Einmal mehr präsentiert sich der Vf. als ein exzellenter Kenner des antiken Judentums und seiner paganen Umwelt, der darüber hinaus bis in die altkirchliche Überlieferung ausgreift. Die Fülle des herangezogenen literarischen, epigraphischen, numismatischen und archäologischen Quellenmaterials beeindruckt ebenso wie die Weite des durchmessenen geschichtlichen Raums (4./3. Jh. v.
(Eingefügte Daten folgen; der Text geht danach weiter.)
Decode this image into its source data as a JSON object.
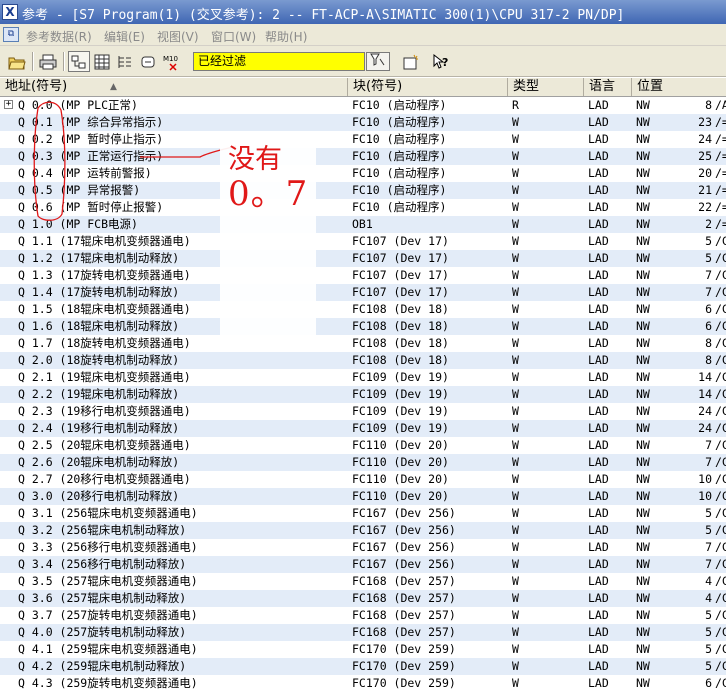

Chr. bis 6. Jh. n. Chr.). Bei kontrovers diskutierten Fragen werden die positionellen Alternativen deutlich herausgearbeitet und, wo möglich, in ihrem relativen Recht gewürdigt. Die stets an den Primärquellen orientierten, auf unkalkulierbare Hypothetik verzichtenden Interpretationen sind frei von vorgängigen Fixierungen. Sie zeichnen sich durch sprachliche Klarheit, analytische Schärfe und ein abgewogenes, gleichwohl profiliertes Urteil aus. Dass mit ihnen das letzte Wort noch nicht gesprochen ist und sie der kritischen Prüfung bedürfen - Selbstkorrekturen eingeschlossen -, weiß der Vf. nur zu gut. Am Ende des Vorworts schreibt er: "I hope that the readers will experience as much pleasure reading these contributions as I did writing them" (4). Wenn das erhoffte Lesevergnügen dann auch noch zu einem konstruktiven Dialog mit dem Vf. führt, und zwar auf einem Niveau, für das er Maßstäbe gesetzt hat, um so besser. Ein Personen- und Sachregister sowie ein Stellenverzeichnis runden den ertragreichen Aufsatzband ab.